Todas las personas que se han acercado desde el inicio, desde la edición de 2010 a hoy son personas que tienen como una de sus preocupaciones o interés la ciudad de Montevideo. Nunca son personas indiferentes, no importa del palo que vengan ni la actividad que tengan. Lo que sí me dicen es que en cada edición aprenden chorradas. Desde mirar un plano hasta estilos de arquitectura.

¿Cómo hacen para no repetirse en cada edición? ¿Cambió la ciudad en estas tres ediciones?

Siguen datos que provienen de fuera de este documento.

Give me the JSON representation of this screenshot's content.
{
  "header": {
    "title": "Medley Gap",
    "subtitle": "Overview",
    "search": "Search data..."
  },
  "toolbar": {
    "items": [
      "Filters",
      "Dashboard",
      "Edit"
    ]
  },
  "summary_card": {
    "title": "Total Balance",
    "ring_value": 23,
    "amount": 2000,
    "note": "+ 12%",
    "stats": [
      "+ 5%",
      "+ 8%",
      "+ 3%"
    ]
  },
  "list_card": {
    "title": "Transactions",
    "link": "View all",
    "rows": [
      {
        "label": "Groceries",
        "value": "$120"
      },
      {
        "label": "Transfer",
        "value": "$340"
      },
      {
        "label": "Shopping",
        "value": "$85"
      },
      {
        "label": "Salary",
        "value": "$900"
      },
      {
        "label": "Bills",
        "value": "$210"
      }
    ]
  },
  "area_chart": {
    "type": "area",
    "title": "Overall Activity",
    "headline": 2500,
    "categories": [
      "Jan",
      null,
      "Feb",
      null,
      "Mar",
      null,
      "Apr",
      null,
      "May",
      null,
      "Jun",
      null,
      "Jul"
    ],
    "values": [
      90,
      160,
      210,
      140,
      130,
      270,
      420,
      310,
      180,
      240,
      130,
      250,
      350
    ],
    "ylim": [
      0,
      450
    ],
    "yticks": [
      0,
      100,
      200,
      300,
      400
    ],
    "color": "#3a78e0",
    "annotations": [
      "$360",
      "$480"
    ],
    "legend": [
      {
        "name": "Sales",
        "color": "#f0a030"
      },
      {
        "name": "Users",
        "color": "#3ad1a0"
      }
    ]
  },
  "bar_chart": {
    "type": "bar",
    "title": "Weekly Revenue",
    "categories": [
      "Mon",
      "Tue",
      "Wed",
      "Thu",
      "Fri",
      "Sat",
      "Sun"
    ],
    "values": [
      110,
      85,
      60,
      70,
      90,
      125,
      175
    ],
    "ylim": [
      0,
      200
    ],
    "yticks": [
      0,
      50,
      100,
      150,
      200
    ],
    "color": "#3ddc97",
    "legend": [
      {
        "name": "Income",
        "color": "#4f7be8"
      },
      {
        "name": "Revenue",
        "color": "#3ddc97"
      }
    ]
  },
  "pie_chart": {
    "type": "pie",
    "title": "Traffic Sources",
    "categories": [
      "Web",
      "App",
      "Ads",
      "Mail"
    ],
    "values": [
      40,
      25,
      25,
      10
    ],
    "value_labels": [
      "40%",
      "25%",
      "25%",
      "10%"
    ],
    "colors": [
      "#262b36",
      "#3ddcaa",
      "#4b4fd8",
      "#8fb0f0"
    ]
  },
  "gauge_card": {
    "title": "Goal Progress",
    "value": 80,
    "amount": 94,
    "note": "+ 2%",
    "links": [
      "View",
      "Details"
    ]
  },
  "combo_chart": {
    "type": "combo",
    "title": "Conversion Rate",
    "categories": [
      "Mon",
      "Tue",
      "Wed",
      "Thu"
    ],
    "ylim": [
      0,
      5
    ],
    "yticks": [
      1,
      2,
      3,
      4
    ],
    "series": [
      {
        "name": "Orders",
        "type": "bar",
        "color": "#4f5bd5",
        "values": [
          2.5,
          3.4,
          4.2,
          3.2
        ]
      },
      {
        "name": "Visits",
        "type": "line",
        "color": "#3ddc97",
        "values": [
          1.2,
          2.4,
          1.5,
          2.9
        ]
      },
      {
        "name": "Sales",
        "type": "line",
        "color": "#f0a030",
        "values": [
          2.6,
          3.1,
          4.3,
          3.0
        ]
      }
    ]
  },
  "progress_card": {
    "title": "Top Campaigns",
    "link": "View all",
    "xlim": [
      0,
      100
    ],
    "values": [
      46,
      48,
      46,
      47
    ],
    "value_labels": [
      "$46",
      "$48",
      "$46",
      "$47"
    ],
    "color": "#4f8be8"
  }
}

Bueno, sí hubo una mejora cuantitativa y cualitativa de los espacios públicos. Lo que pasa es que las cosas que planteamos aun en 2010 todavía están vigentes, todavía podríamos plantearlas en 2020. Después hay cosas que con la aceleración del conocimiento y la tecnología cambian. Me acuerdo de que en la edición pasada unos ingenieros presentaron un proyecto de car sharing eléctrico, en el momento era un delirio y cinco años después era normal.